THE history of Japan is an unfinished drama in which three acts have been played. The first—barring the primitive and legendary centuries—is classical Buddhist Japan (522-1603 A.D.), suddenly civilized by China and Korea, refined and softened by religion, and creating the historic masterpieces of Japanese literature and art. The second is the feudal and peaceful Japan of the Tokugawa Shogunate (1603-1868), isolated and self-contained, seeking no alien territory and no external trade, content with agriculture and wedded to art and philosophy. The third act is modern Japan, opened up in 1853 by an American fleet, forced by conditions within and without into trade and industry, seeking foreign materials and markets, fighting wars of irrepressible expansion, imitating the imperialistic ardor and methods of the West, and threatening both the ascendancy of the white race and the peace of the world. By every historical precedent the next act will be war.
The Japanese have studied our civilization carefully, in order to absorb its values and surpass it. Perhaps we should be wise to study their civilization as patiently as they have studied ours, so that when the crisis comes that must issue either in war or understanding, we may be capable of understanding.
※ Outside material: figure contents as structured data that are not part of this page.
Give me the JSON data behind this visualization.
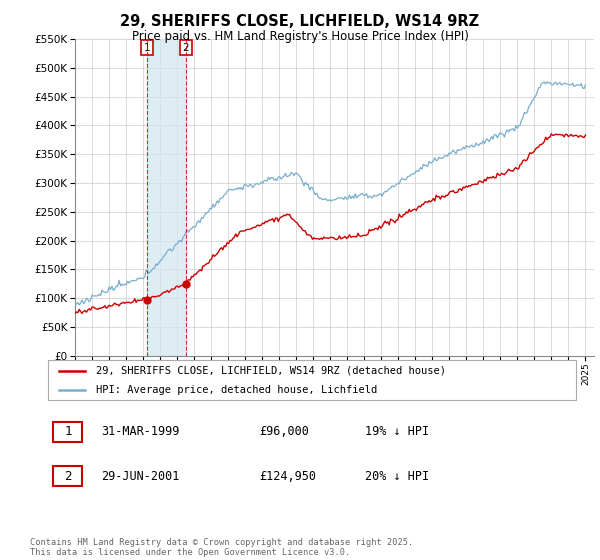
{
  "title1": "29, SHERIFFS CLOSE, LICHFIELD, WS14 9RZ",
  "title2": "Price paid vs. HM Land Registry's House Price Index (HPI)",
  "legend_label_red": "29, SHERIFFS CLOSE, LICHFIELD, WS14 9RZ (detached house)",
  "legend_label_blue": "HPI: Average price, detached house, Lichfield",
  "point1_date": "31-MAR-1999",
  "point1_price": "£96,000",
  "point1_hpi": "19% ↓ HPI",
  "point2_date": "29-JUN-2001",
  "point2_price": "£124,950",
  "point2_hpi": "20% ↓ HPI",
  "footer": "Contains HM Land Registry data © Crown copyright and database right 2025.\nThis data is licensed under the Open Government Licence v3.0.",
  "ylim": [
    0,
    550000
  ],
  "yticks": [
    0,
    50000,
    100000,
    150000,
    200000,
    250000,
    300000,
    350000,
    400000,
    450000,
    500000,
    550000
  ],
  "red_color": "#cc0000",
  "blue_color": "#7aadcf",
  "shade_color": "#d0e4f0",
  "point1_x": 1999.25,
  "point1_y": 96000,
  "point2_x": 2001.5,
  "point2_y": 124950,
  "vline1_x": 1999.25,
  "vline2_x": 2001.5,
  "xmin": 1995,
  "xmax": 2025.5
}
I. THE CHILDREN OF THE GODS
How Japan was created—The rôle of earthquakes
In the beginning, says the oldest of Japanese histories,1 were the gods Male and female they were born, and died, until at last two of them, Izanagi and Izanami, brother and sister, were commanded by the elder deities to create Japan. So they stood on the floating bridge of heaven, thrust down into the ocean a jeweled spear, and held it aloft in the sky. The drops that fell from the spear became the Sacred Islands. By watching the tadpoles in the water the gods learned the secret of copulation; Izanagi and Izanami mated, and gave birth to the Japanese race. From Izanagi’s left eye was born Amaterasu, Goddess of the Sun, and from her grandson Ninigi sprang in divine and unbroken lineage all the emperors of Dai Nippon. From that day until this there has been but one imperial dynasty in Japan.*
There were 4,223 drops from the jeweled spear, for there are that number of islands in the archipelago called Japan,† Six hundred of them are inhabited, but only five are of any considerable size. The largest-Hondo or Honshu—is 1,130 miles long, averages some 73 miles in width, and contains in its 81,000 square miles half the area of the islands. Their situation, like their recent history, resembles that of England: the surrounding seas have protected them from conquest, while their 13,000 miles of seacoast have made them a seafaring people, destined by geographical encouragement and commercial necessity to a widespread mastery of the seas. Warm winds and currents from the south mingle with the cool air of the mountain-tops to give Japan an English climate, rich in rain and cloudy days4 nourishing to short but rapid-running rivers, and propitious to vegetation and scenery. Here, outside the cities and the slums, half the land is an Eden in blossom-time; and the mountains are no tumbled heaps of rock and dirt, but artistic forms designed, like Fuji, in almost perfect lines.‡
Doubtless these isles were born of earthquakes rather than from dripping spears.6 No other land—except, perhaps, South America—has suffered so bitterly from convulsions of the soil. In the year 599 the earth shook and swallowed villages in its laughter; meteors fell and comets flashed, and snow whitened the streets in mid-July; drought and famine followed, and millions of Japanese died. In 1703 an earthquake killed 32,000 in Tokyo alone. In 1885 the capital was wrecked again; great clefts opened in the earth, and engulfed thousands; the dead were carried away in cartloads and buried en masse. In 1923 earthquake, tidal wave and fire took 100,000 lives in Tokyo, and 37,000 in Yokahama and nearby; Kamakura, so kind to Buddha, was almost totally destroyed,7 while the benign colossus of the Hindu saint survived shaken but unperturbed amid the ruins, as if to illustrate the chief lesson of history—that the gods can be silent in many languages. The people were for a moment puzzled by this abundance of disaster in a land divinely created and ruled; at last they explained the agitations as due to a large subterranean fish, which wriggled when its slumber was disturbed.8 They do not seem to have thought of abandoning this adventurous habitat; on the day after the last great quake the school-children used bits of broken plaster for pencils, and the tiles of their shattered homes for slates.9 The nation bore patiently these lashings of circumstance, and emerged from repeated ruin undiscourageably industrious, and ominously brave.